LSU EE 7700-1 -- CA Research Methods -- Spring 2006


Processor Idea Evaluation

 Evaluate Three Things

  System Performance: performance of whole system.
  Idea Performance: performance of idea, ignore rest of system.
  Concept Performance: is it really working? Is it reaching its full potential?

System Performance

 Goal: Estimate improvement in overall system performance.

 Performance Measures
  Execution time. 
   Most common.
   Reported as speedup over a base system.
  Power
  Energy

 System Variations
   Base: A typical system.  
   Idea: System with new idea. Denote execution time t_idea.
   Other: System with similar or competing research ideas. 
   Denote execution time of these systems, t_base, t_idea, and t_other.

   Speedup of idea:  t_base / t_idea.

 Base System Choice
   Goal: 
     A typical system that will be in use when your idea can be manufactured.
   Practice (what's done):
     As much of ideal as possible but...
     reasonably close to what others in the literature simulate.

 System Variation Experiments
   Show how much better than Base and Others.
   But don't show:
     If it works on different configurations.
     Why and how well it is working.

 System Configuration Experiments
   Show if idea is sensitive to configuration (performs better on some).
   Vary configuration parameter that idea might be sensitive to (see examples).
   Plot or list speedup v. configuration parameter (e.g., cache size).

 System Configuration Experiments Example - Branch Prediction

   Vary Pipeline Depth 
     Deeper pipelines increase importance of good branch prediction.
     Deeper pipelines interfere with predictor table update...
       hurting some predictors.

   Vary Cache Size
     Smaller caches mean more misses and so branches less important.
       That is, smaller caches, less speedup.

   Predictor Table Size
     Impact on predictor performance is obvious.
     Might show that Idea works better at smaller sizes, larger sizes, or all sizes.

 System Configurations Typically Tested

   Pipeline Depth
     The time from when an instruction arrives to when its results are available.

   Memory Latency
     How long it takes to retrieve something from a memory device.

   Cache Size

   ROB (window) Size
     For dynamically scheduled (out-of-order) processors.
     The number of instructions that a processor can handle at once.

   Fetch Width, Decode Width, Issue Width
     The number of instructions a processor can fetch, decode, or start execution
      at once.
     A 4-way superscalar processor has a decode width of 4.

   Number of Arithmetic and other Functional Units

   Idea Size
     How much chip area given to idea.
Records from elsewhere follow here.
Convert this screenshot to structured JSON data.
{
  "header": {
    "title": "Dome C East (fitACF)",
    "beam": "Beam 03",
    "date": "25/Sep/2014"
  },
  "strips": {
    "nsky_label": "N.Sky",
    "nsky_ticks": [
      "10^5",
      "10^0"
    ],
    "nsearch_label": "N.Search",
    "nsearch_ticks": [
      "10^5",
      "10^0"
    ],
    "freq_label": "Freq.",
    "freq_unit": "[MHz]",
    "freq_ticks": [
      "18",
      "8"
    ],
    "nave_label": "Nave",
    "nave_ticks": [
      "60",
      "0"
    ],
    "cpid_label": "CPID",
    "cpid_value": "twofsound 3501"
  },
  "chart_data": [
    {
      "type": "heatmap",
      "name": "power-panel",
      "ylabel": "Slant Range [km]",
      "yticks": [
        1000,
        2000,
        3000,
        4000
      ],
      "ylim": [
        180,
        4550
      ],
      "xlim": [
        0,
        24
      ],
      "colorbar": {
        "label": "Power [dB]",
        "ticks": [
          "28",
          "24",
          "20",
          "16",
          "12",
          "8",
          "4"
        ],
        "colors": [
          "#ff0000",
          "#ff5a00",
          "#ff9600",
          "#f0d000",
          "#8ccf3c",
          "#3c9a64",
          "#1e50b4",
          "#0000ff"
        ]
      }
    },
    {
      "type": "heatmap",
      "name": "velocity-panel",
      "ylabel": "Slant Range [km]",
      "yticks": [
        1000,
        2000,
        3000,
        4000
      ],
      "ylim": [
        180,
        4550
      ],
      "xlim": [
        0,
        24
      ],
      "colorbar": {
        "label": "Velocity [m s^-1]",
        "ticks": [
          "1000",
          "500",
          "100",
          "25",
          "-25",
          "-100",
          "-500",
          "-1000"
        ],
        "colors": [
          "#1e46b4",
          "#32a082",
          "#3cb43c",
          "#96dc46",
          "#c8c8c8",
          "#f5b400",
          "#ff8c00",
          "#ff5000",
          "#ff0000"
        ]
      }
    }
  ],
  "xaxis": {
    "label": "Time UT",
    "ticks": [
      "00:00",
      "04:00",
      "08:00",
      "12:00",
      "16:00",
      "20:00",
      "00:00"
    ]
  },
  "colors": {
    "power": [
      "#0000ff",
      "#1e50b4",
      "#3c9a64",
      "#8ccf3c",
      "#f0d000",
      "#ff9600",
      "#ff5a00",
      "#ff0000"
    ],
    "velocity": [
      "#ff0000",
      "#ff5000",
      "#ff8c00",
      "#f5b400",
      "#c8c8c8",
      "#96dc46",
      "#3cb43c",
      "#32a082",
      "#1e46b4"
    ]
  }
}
Ideally, true area, but often
     the number of bits of storage needed for the idea.

 Benchmark Sensitivity
   
   Benchmark Choices
     Programs "narrow" target users expected to run.
       These are programs Idea works well on.
       Example: crafty (chess), go (go).
     Programs "broad" target users expected to run.
       These are large class of programs Idea works well on.
       Example: SPECCPU integer programs. (Includes crafty.)
     Programs other researchers use. (For comparison.)

   Reporting Results
     For at least one configuration, show benchmarks individually.
     Might separately show results in narrow and broad benchmark set.

     
Idea Performance

 How well does idea, not the whole system, perform.

 Can show how well idea solves problem, ignoring how important problem is.
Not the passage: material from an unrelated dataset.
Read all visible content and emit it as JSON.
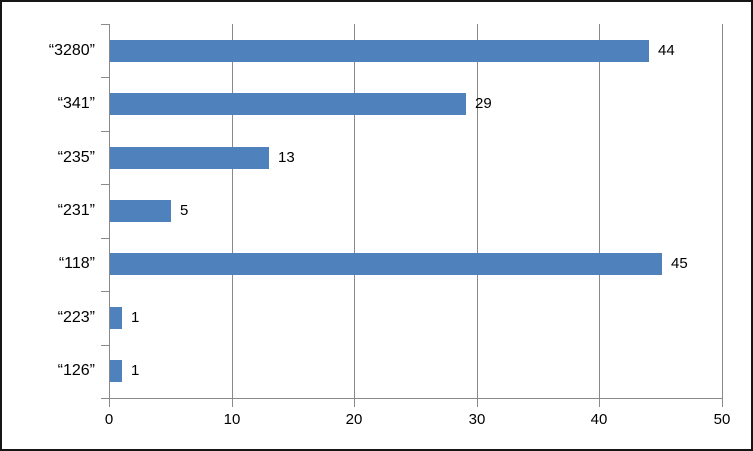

 Example - Branch Prediction

  Problem: branch mispredictions.
  Show branch prediction accuracy.

 Example - Cache Designs

  Problem: cache misses.
  Show cache hit ratio.
 

Concept Performance

 This section for Ideas that strongly depend on program and system behavior.
  Does: (Concept performance as described here does apply.)
    Branch predictor, cache replacement policy.
  Does not: (Concept performance as described here does not apply.)
    Faster division hardware. 
      Improvement in division speed not affected by numbers being divided.
      Overall speedup is affected by number of divides in benchmark, but that's system
       performance, not concept performance.

 Concept
   Concept is particular behavior or situation idea targets, and how it is exploited.

   Example - Local Predictor
    Behavior: Repeating outcome patterns that many branches might have.
    Exploitation:  Use BHT to remember pattern and PHT to remember outcome.
    
 Concept Performance
   How often does behavior occur?
     For local predictor, how many branches have repeating patterns?
   How well is it handled?
     Are they all being predicted?

 Measuring Concept Performance
   Method 1: (easier)
     Use idealized version of idea.
     For example, local predictor with unlimited size BHT and large local history.
   Method 2: (may be harder)
     Modify simulator to detect behavior.
     Compare number of times Idea finds behavior to number of times simulator does.